Tracey Horne. Photo: Kate Shemilt
Tracey Horne. Photo: Kate Shemilt

Two friends – from Ford and Bognor – who have received support from a mental health ward in Chichester have condemned proposals to relocate patients ‘miles away from home’.

Beds currently based at wards in Chichester could be moved to Worthing and Crawley if the go ahead is given to plans, which form part of a review by the county’s mental health trust and clinical commissioning groups.

In a joint statement in February, Sussex Partnership NHS Foundation Trust and West Sussex Clinical Commissioning Groups said they were considering ways to improve mental health services for adults and older people in West Sussex. As part of that work, the county must also comply with national guidance on eliminating mixed sex wards. Read more here

The review includes two wards at the Harold Kidd Unit and Oaklands Ward, both in Chichester, one ward at Horsham Hospital, three wards at Langley Green Hospital, Crawley, three wards at Meadowfield Hospital and one ward at The Burrowes – both at the Swandean site in Worthing.

'I fear for the future'

Ford resident Tracey Horne, 50, who has recently been discharged from the mixed sex Oaklands ward in Graylingwell, said: “I was treated at the ward for a while and it helped me survive when I didn’t want to live.

“There was not a problem with it at all. The thought of being sent somewhere where no one could see me is scary. You are losing the continuity with your GP and local community service."

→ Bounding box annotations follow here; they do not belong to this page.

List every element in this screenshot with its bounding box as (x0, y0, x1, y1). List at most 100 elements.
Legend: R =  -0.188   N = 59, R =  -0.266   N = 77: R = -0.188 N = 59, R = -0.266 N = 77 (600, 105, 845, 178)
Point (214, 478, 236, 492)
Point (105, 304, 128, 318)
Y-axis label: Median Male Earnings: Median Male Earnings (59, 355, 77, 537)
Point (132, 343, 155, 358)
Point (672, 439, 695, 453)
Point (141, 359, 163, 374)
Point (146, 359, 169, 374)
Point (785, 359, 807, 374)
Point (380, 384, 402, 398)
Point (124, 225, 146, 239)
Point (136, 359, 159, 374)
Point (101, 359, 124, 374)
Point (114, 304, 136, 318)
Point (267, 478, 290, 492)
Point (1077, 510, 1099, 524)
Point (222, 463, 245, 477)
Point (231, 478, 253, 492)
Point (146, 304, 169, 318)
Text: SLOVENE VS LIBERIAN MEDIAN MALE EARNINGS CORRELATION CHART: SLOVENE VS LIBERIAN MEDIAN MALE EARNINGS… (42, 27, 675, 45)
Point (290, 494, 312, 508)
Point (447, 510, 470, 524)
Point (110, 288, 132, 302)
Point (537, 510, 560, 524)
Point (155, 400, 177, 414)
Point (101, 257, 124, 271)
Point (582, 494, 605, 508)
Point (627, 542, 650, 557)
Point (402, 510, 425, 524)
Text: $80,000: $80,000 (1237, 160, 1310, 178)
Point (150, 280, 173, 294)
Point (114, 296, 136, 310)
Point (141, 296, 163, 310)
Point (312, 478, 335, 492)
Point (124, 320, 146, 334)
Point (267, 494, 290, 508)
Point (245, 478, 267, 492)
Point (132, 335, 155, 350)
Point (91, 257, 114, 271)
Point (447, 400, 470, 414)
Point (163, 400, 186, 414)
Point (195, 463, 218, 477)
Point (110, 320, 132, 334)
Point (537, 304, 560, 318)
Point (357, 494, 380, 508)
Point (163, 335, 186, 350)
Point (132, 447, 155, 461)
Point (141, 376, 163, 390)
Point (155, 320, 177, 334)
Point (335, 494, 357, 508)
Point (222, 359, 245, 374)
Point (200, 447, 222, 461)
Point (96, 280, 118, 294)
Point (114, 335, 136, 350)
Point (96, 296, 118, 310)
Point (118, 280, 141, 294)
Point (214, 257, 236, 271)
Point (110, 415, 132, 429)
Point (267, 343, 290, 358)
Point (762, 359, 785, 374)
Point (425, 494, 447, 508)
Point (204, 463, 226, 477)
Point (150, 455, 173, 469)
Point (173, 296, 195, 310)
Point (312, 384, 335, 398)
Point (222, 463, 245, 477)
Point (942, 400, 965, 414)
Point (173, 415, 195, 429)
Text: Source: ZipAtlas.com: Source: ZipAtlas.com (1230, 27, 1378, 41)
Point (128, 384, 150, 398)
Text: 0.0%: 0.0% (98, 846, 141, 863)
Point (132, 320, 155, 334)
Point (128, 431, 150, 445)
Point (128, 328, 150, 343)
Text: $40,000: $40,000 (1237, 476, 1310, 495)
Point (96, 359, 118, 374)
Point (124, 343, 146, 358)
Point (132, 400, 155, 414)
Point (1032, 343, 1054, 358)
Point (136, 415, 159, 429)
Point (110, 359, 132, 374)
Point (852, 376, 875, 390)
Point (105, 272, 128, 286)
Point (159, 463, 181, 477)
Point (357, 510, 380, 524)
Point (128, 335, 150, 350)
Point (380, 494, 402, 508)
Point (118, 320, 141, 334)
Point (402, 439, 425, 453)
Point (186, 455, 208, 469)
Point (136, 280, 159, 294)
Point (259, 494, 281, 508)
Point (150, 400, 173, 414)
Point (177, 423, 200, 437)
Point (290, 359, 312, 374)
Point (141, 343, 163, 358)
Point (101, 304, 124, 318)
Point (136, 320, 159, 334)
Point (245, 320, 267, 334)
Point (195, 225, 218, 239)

Tracey is now fearing what repercussions there might be if patients are moved ‘miles away from home’.

“There are a lot of young people who need support, they are so vulnerable,” she said.

“If they don’t get that continuity of support it can have a huge impact on their mental health. Being close to home and having regular support helped me. The team there were able to take me home and make me feel safe.

“They haven’t thought about that for people if they are moved miles away. It would disorientate people and make the situation worse when the experience is already traumatic. It would be terrible and I fear for the future.”

'If I was told I was going to be sent to Crawley, I would have ended my life'

Tracey said the plans are a 'disaster waiting to happen' and 'haven't been thoroughly thought through'.

She added: "Oaklands saved my life. The support enabled me to come out the other side smiling and wanting to live. Now I can continue my life but I don't know what would have happened if I was transported miles away.

"Family members can't always travel until the evening and I don't think they would extend the visiting hours. It just won't work.

"If I was told I was going to be sent to Crawley, I would have ended my life."

'I would avoid support all together'

Friend and fellow Oaklands ward patient Lauren Dougan, 31, who lives in Bognor, said she would 'avoid support all together' if she was to be relocated.

She said: "Oaklands has helped me every time I have been there, which is two or three times, although, at one stage, I did have to go all the way to Hastings. It was too far away and it did not allow me to get to places with my [three] children.

"Oaklands is one of the good hospitals and if they start tampering with it, it just won't be the same."

Lauren said moving women away from wards near their homes 'wouldn't be fair at all'.

"It is fine as it is with a mixture of males and females," she said.

"If the females were to be moved elsewhere, it wouldn't be fair at all.

"It would put me off going to A&E. The process is so stressful. I would avoid support all together.

"It would be so detrimental. It [Oaklands] needs to stay as it is. It saved people's lives — at least three in the last couple of months."

Sussex Partnership Trust chief executive Sam Allen stressed that no final decisions have been made and encouraged everyone to take part in the consultation, which ends on October 11.